La République du Tchad a un nouveau Premier ministre. Il s’agit d’Allah-Maye Halina. Le nouveau chef du gouvernement tchadien a été nommé jeudi dernier, à travers un décret présidentiel lu à la télévision nationale par le Secrétaire général de la Présidence Mahamat Ahmat Alhabo. Il remplace à ce poste Succès Masra. L'opposant de 40 ans, nommé Premier ministre il y a quatre mois, avait présenté une candidature rivale à la présidentielle tchadienne. Il n'a recueilli que 18,54 % des suffrages officiellement. Il a présenté sa démission le 22 mai, ainsi que celle de son gouvernement de transition.

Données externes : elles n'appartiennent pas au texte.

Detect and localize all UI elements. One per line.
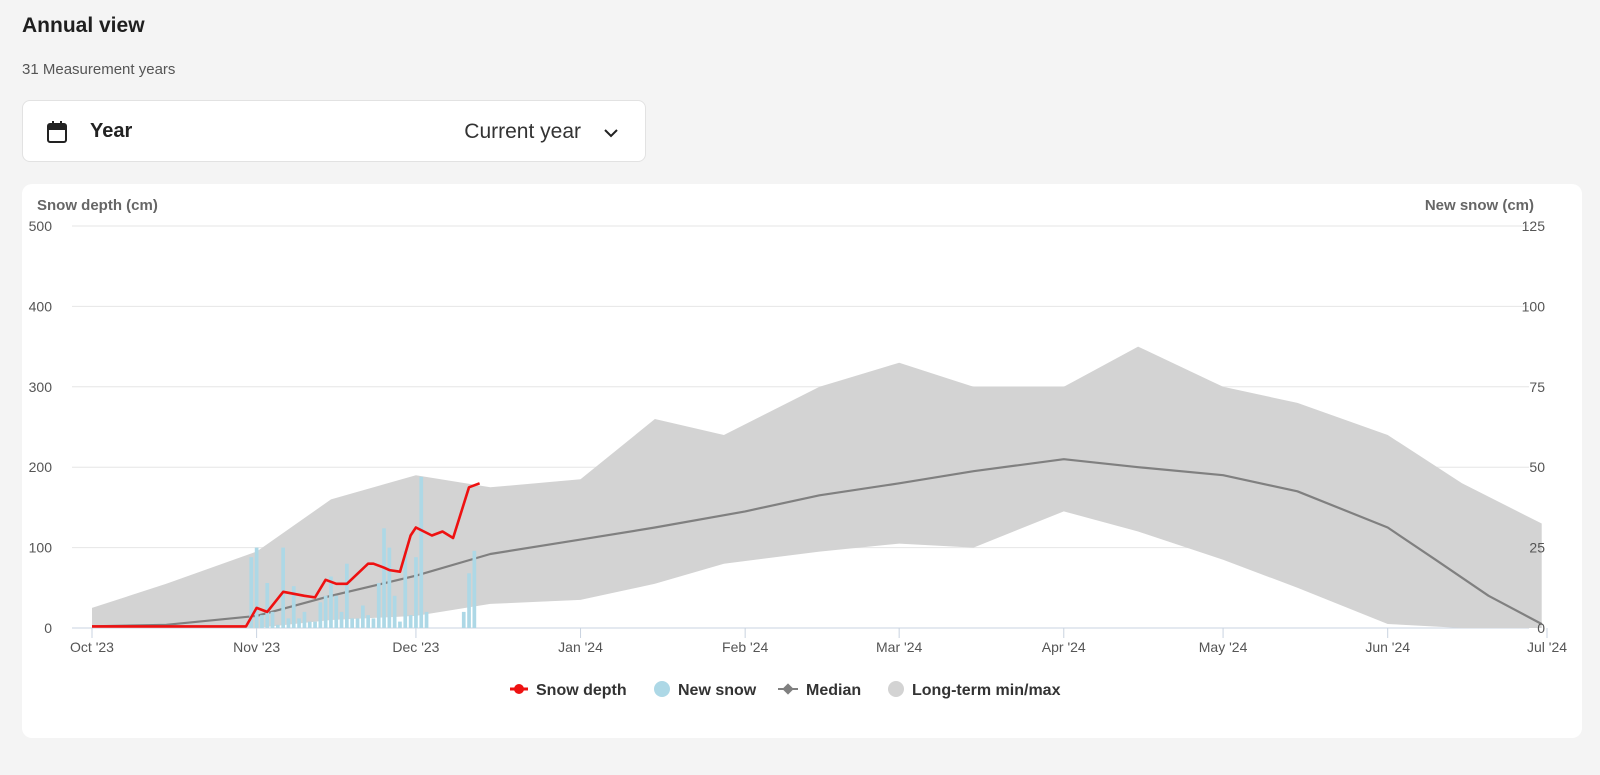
- new-snow-bar: [392, 595, 397, 628]
- y-right-tick: 125: [1522, 218, 1546, 234]
- y-right-tick-labels: 0 25 50 75 100 125: [1522, 218, 1546, 636]
- x-tick-label: Jan '24: [558, 639, 603, 655]
- new-snow-bar: [467, 573, 471, 628]
- y-right-tick: 50: [1529, 459, 1545, 475]
- new-snow-bar: [382, 528, 386, 628]
- new-snow-bar: [398, 621, 402, 628]
- new-snow-bar: [472, 550, 477, 628]
- new-snow-bar: [403, 550, 408, 628]
- new-snow-bar: [408, 615, 413, 628]
- legend-label[interactable]: Median: [806, 682, 861, 699]
- new-snow-bar: [387, 547, 392, 628]
- new-snow-bar: [323, 595, 328, 628]
- year-selector[interactable]: Year Current year: [22, 100, 646, 162]
- gray-diamond-icon: [782, 683, 794, 695]
- new-snow-bar: [334, 595, 339, 628]
- new-snow-bar: [366, 615, 370, 628]
- new-snow-bar: [355, 618, 360, 628]
- y-left-axis-title: Snow depth (cm): [37, 197, 158, 214]
- x-tick-label: Dec '23: [392, 639, 439, 655]
- new-snow-bar: [249, 557, 254, 628]
- new-snow-bar: [270, 611, 275, 628]
- x-tick-label: Nov '23: [233, 639, 280, 655]
- x-tick-label: Jul '24: [1527, 639, 1567, 655]
- y-left-tick: 100: [29, 540, 53, 556]
- x-tick-label: Mar '24: [876, 639, 922, 655]
- new-snow-bar: [260, 615, 264, 628]
- chevron-down-icon[interactable]: [603, 125, 619, 141]
- page-title: Annual view: [22, 14, 145, 37]
- new-snow-bar: [361, 605, 365, 628]
- new-snow-bar: [265, 583, 270, 628]
- new-snow-bar: [424, 611, 429, 628]
- chart-legend: Snow depth New snow Median Long-term min/ma…: [510, 681, 1061, 699]
- new-snow-bar: [339, 611, 344, 628]
- calendar-icon: [47, 121, 67, 143]
- x-tick-label: Jun '24: [1365, 639, 1410, 655]
- new-snow-bar: [419, 476, 424, 628]
- new-snow-bar: [414, 557, 418, 628]
- year-value[interactable]: Current year: [464, 120, 581, 143]
- red-dot-icon: [514, 684, 524, 694]
- new-snow-bar: [313, 621, 317, 628]
- new-snow-bars: [249, 476, 477, 628]
- new-snow-bar: [350, 618, 354, 628]
- y-left-tick: 500: [29, 218, 53, 234]
- x-axis: Oct '23 Nov '23 Dec '23 Jan '24 Feb '24 Mar '…: [70, 628, 1567, 655]
- new-snow-bar: [345, 563, 349, 628]
- new-snow-bar: [307, 621, 312, 628]
- x-tick-label: May '24: [1199, 639, 1248, 655]
- x-tick-label: Apr '24: [1042, 639, 1086, 655]
- new-snow-bar: [461, 611, 466, 628]
- legend-label[interactable]: Snow depth: [536, 682, 627, 699]
- snow-chart: Snow depth (cm) New snow (cm) 0 100 200 300…: [29, 197, 1568, 699]
- new-snow-bar: [318, 602, 323, 628]
- y-left-tick: 400: [29, 298, 53, 314]
- new-snow-bar: [254, 547, 259, 628]
- snow-chart-card: Snow depth (cm) New snow (cm) 0 100 200 300…: [22, 184, 1582, 738]
- new-snow-bar: [286, 618, 291, 628]
- legend-label[interactable]: Long-term min/max: [912, 682, 1061, 699]
- new-snow-bar: [329, 576, 333, 628]
- y-right-tick: 25: [1529, 540, 1545, 556]
- y-right-axis-title: New snow (cm): [1425, 197, 1534, 214]
- y-right-tick: 100: [1522, 298, 1546, 314]
- y-left-tick: 0: [44, 620, 52, 636]
- y-right-tick: 0: [1537, 620, 1545, 636]
- snow-depth-line: [92, 482, 481, 628]
- range-area: [92, 346, 1542, 628]
- new-snow-bar: [297, 618, 301, 628]
- measurement-years-text: 31 Measurement years: [22, 61, 176, 78]
- blue-dot-icon: [654, 681, 670, 697]
- legend-label[interactable]: New snow: [678, 682, 757, 699]
- year-label: Year: [90, 120, 133, 142]
- gray-dot-icon: [888, 681, 904, 697]
- new-snow-bar: [281, 547, 285, 628]
- x-tick-label: Oct '23: [70, 639, 114, 655]
- y-right-tick: 75: [1529, 379, 1545, 395]
- x-tick-label: Feb '24: [722, 639, 768, 655]
- new-snow-bar: [302, 611, 307, 628]
- y-left-tick-labels: 0 100 200 300 400 500: [29, 218, 53, 636]
- min-max-range-area: [92, 346, 1542, 628]
- new-snow-bar: [371, 618, 376, 628]
- y-left-tick: 300: [29, 379, 53, 395]
- snow-depth-path: [92, 482, 481, 628]
- new-snow-bar: [376, 583, 381, 628]
- y-left-tick: 200: [29, 459, 53, 475]
- new-snow-bar: [291, 586, 296, 628]
- new-snow-bar: [276, 624, 280, 628]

La nomination du nouveau Premier ministre est tombée le soir même de la prestation de serment du général Mahamat Idriss Déby Itno, ex-chef de la junte, nouvellement élu au poste de président de la République. Le nouveau Premier ministre a été directeur général du protocole sous le Maréchal Idriss Déby Itno, le défunt père de l’actuel Président tchadien pendant 13 années. Depuis décembre 2023, il occupait les fonctions d’ambassadeur du Tchad en Chine. Pour l’heure, aucune information ne filtre sur l’expérience ni le cursus académique eu nouveau Premier ministre. L’homme est chargé de former un gouvernement dans les plus brefs délais. Une mission qui s'annonce particulièrement ardue dans un climat de méfiance et de tension politique. Allah-Maye Halina devra composer avec une opposition profondément mécontente et une société civile en quête de réformes démocratiques. Il lui faudra inclure des représentants de diverses factions politiques pour apaiser les tensions et promouvoir l'unité nationale.
De plus, la nomination de ministres compétents et intègres s’avère cruciale pour restaurer la confiance du peuple dans les institutions étatiques et répondre aux exigences de transparence et de bonne gouvernance. Les choix faits dans la constitution de ce gouvernement détermineront en grande partie la capacité du Premier ministre à contribuer à faire sortir le pays de la crise actuelle. Ainsi, l’autre défi, pas des moindres, sera de restaurer au plus vite la confiance entre le gouvernement et l’opposition, tout en apaisant les tensions sociales. La réconciliation nationale étant essentielle pour stabiliser le pays et permettre une transition vers une gouvernance plus inclusive et démocratique.
Il devra également s’attaquer aux questions des droits humains. La communauté internationale et les ONG surveillent de près la situation au Tchad, et des réformes significatives sont nécessaires pour améliorer la situation des droits de l’homme et garantir des libertés fondamentales à tous les citoyens. Allah-Maye Halina se retrouve donc à la croisée des chemins, avec la lourde responsabilité de réconcilier un pays divisé et de mettre en place les bases d’une véritable démocratie, après des décennies de règne autoritaire et de transition turbulente.